Mixed precision training significantly enhances computational efficiency by conducting operations in half-precision and fp8 formats, while selectively maintaining minimal data in single-precision to preserve critical information throughout key areas of the network. NeMo now supports FP16, BF16, and FP8 (via Transformer Engine) across most models. Further details will be provided shortly.


FP8 usage
=========

Overview
^^^^^^^^

NVIDIA H100 GPU introduced support for a new datatype, FP8 (8-bit floating point), enabling higher throughput of matrix multiplies and convolutions.

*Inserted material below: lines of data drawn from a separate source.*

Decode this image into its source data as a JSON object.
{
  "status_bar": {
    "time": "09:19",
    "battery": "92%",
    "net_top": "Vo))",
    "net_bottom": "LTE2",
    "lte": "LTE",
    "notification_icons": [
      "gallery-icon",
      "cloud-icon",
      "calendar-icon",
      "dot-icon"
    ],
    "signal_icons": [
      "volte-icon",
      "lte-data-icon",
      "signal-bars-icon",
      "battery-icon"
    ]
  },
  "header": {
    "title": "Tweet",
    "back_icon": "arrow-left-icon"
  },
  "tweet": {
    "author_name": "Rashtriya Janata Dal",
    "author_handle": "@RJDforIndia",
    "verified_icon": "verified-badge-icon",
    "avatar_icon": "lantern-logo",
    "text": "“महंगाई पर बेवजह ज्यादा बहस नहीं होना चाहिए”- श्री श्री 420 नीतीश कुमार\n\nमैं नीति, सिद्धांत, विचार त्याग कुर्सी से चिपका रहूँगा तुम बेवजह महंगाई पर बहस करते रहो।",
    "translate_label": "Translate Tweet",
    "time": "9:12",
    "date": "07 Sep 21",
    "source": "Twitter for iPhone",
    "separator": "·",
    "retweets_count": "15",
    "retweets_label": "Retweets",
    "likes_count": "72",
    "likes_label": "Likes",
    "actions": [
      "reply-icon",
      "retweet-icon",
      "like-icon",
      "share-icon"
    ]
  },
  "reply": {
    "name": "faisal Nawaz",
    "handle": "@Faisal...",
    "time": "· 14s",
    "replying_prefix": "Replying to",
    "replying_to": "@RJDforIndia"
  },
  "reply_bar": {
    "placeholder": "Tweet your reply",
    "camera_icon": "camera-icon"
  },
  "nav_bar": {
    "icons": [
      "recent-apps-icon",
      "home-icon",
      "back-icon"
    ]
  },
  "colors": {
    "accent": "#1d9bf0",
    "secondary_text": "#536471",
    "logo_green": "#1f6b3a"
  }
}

NeMo uses the NVIDIA `TransformerEngine <https://github.com/NVIDIA/TransformerEngine>`_ (TE) in order to leverage speedups from FP8. The following table summarizes the FP8 related arguments that can be configured in NeMo (`example config setting <https://github.com/NVIDIA/NeMo/blob/2e1814c9f031ad2aeeebad44597365e97253d2c4/examples/nlp/language_modeling/conf/megatron_gpt_config.yaml/#L192-L200>`_). For a more detailed overview, refer to the TE `documentation <https://docs.nvidia.com/deeplearning/transformer-engine/user-guide/index.html>`_, specifically the FP8 `format <https://docs.nvidia.com/deeplearning/transformer-engine/user-guide/api/common.html#transformer_engine.common.recipe.Format>`_ and `recipe <https://docs.nvidia.com/deeplearning/transformer-engine/user-guide/api/common.html#transformer_engine.common.recipe.DelayedScaling>`_.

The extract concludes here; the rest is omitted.